[Lexicog] Re: Lexical Relations vs. Etymology

David Frank david_frank at SIL.ORG
Wed Mar 5 15:55:57 UTC 2008


Ken --

In response to your query, I think the consensus is that etymologies and calques are basically in the same category, namely inheritance from another language (including older forms of the same language). I suppose it is possible, though, that a phrase could be a calque from one language, and the words that make up the phrase have etymologies from other languages. Why do you ask, anyway? I would imagine that you are trying to figure out how to label something as being a calque in a dictionary you are working on, and you are using Shoebox to develop the dictionary. So the question then is how one would mark something as being a calque in a Shoebox database, and then print it out the way you would want it to look.

Now as to the issue of whether a phrase can be a noun, I would still say no. You say that "vital statistics office" functions as a noun. I'm not sure what you mean by that, but I think that "functions as a noun" and "is a noun" might be two different things. I might call a phrase like that a lexeme or count it as a lexical entry, but that doesn't mean it is a word. Nouns are words, and phrases consist of more than one word.

We have these noun combinations all over the place in English, where one noun modifies or qualifies another. Many years ago I remember reading an article about this phenomenon in Verbatim. For example, the U.S. National Parks Service (note "parks" modifying "service") is establishing a Gullah/Geechee Cultural Heritage Corridor. Heritage is a noun that modifies Corridor. And there is a government commission to oversee the development of the Gullah/Geechee Cultural Heritage Corridor, which is called the Gullah/Geechee Cultural Heritage Corridor Commission. A horrible name, really, but I hear this phrase a lot these days because I happen to be a member of a Gullah/Geechee Cultural Heritage Corridor Commission. That makes me a Gullah/Geechee Cultural Heritage Corridor Commission member. And if we were to meet over dinner, I suppose you could call it a Gullah/Geechee Cultural Heritage Corridor Commission member dinner. This kind of recursion could go on forever, where a noun is embedded in a noun phrase as a modifier of the head noun.

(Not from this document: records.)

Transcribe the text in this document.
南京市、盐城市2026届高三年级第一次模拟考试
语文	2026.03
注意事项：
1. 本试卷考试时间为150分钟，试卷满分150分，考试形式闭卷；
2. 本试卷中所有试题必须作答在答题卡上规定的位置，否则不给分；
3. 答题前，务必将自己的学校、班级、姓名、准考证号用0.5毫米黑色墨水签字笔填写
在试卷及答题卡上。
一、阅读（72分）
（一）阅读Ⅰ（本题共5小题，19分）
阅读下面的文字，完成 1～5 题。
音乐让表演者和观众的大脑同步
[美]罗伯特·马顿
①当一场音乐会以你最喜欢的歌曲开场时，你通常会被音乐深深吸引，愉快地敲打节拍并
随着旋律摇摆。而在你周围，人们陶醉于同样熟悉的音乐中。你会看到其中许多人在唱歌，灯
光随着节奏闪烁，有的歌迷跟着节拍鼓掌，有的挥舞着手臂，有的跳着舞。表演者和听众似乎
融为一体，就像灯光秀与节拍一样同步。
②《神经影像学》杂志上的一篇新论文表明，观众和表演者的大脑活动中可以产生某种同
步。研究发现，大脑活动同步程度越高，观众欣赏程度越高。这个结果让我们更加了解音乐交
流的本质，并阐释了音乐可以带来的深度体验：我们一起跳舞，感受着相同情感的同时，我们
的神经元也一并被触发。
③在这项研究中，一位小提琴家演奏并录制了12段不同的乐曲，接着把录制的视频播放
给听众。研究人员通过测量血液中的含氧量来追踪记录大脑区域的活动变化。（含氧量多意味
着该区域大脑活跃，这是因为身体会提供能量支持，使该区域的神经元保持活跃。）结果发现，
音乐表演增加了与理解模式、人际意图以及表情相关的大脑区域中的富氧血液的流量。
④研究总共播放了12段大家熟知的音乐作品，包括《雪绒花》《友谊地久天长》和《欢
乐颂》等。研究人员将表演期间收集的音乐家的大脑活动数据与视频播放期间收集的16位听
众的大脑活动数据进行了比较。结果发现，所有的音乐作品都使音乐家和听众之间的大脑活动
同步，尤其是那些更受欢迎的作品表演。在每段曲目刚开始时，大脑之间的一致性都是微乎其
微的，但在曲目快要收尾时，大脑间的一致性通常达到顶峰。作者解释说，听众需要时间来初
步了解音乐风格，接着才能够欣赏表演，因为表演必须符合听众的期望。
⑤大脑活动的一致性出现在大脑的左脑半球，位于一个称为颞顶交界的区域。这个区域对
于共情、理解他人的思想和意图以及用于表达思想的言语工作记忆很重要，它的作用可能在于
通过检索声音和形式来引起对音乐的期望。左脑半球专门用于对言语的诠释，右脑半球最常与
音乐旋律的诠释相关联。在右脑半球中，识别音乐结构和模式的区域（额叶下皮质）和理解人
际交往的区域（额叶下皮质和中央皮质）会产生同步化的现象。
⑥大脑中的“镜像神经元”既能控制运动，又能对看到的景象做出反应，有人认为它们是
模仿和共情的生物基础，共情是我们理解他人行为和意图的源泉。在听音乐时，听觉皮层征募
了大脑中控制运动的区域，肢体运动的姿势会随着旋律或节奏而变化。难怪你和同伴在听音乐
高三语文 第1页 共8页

Since I don't know the languages you were originally talking about, what I am saying is based on English as an example. The only thing that keeps the English phrase "vital statistics office" from being a complete NP is the addition of a determiner at the beginning. One might call it a complex nucleus of a noun phrase.

The best analysis I have see of this phenomenon in English, where one noun modifies another, is a book by Peter Fries (1970), Tagmeme Sequences in the English Noun Phrase. He calls the slot where one noun modifies another, a margin of close-knit modification.

-- David F

  ----- Original Message ----- 
  From: Kenneth Keyes 
  To: lexicographylist at yahoogroups.com 
  Sent: Sunday, March 02, 2008 11:28 AM
  Subject: RE: [Lexicog] Re: Lexical Relations vs. Etymology


  David, 

  Thanks for responding. What I was trying to demonstrate here was that this kk phrase is a compound noun is calque derived from the Russian "zapis aktov grazhdanskovo sostajanijie" = record of documentation of the situation of citizens, i.e. vital statistics office. 

  I believe while this is a phrase, "vital statistics office" functions as a noun. The phrase "vital statistics" also functions as a noun.  What I am trying to establish is, what relationship do calques have to their original "loanwords"? For example, a common kk calque for typesetting is maetin tery "to pick texts" which is a calque from the Russian nabor tekstov, lit. "collection of texts". This sounds strange in kk to me, it sounds like you're picking fruit off a tree. There are many, many such calques in kk, as the language struggles to transform itself from vocabulary suitable for nomadic herdsmen to one which can accomodate a modern technological society. 

  Ken



------------------------------------------------------------------------------
  From: lexicographylist at yahoogroups.com [mailto:lexicographylist at yahoogroups.com] On Behalf Of David Frank
  Sent: Sunday, March 02, 2008 10:18 AM
  To: lexicographylist at yahoogroups.com
  Subject: [Lexicog] Re: Lexical Relations vs. Etymology


   

  I can't read Cyrillic script and I'm not too familiar with Shoebox or Toolbox or FieldWorks, but I think I see two problems here. It looks to me like you are citing an example of a phrase, and I would not try to give an etymology for a phrase. Words have etymologies; phrases don't. Or in the case of a calque, I suppose you could consider the source from another language as being a kind of etymology, but we wouldn't usually describe phrases as having etymologies.

  Also, I wouldn't assign a part of speech to a phrase either. It looks like you are calling this phrase a noun, and I don't think that is appropriate. A phrase may contain a noun but wouldn't be called a noun or any other part of speech. Instead of a word class label, some people might want to assign a label that would be appropriate to phrases such as "phr" or "np", but I prefer to just leave the part of speech blank for anything I would put into a dictionary that is comprised of more than one word.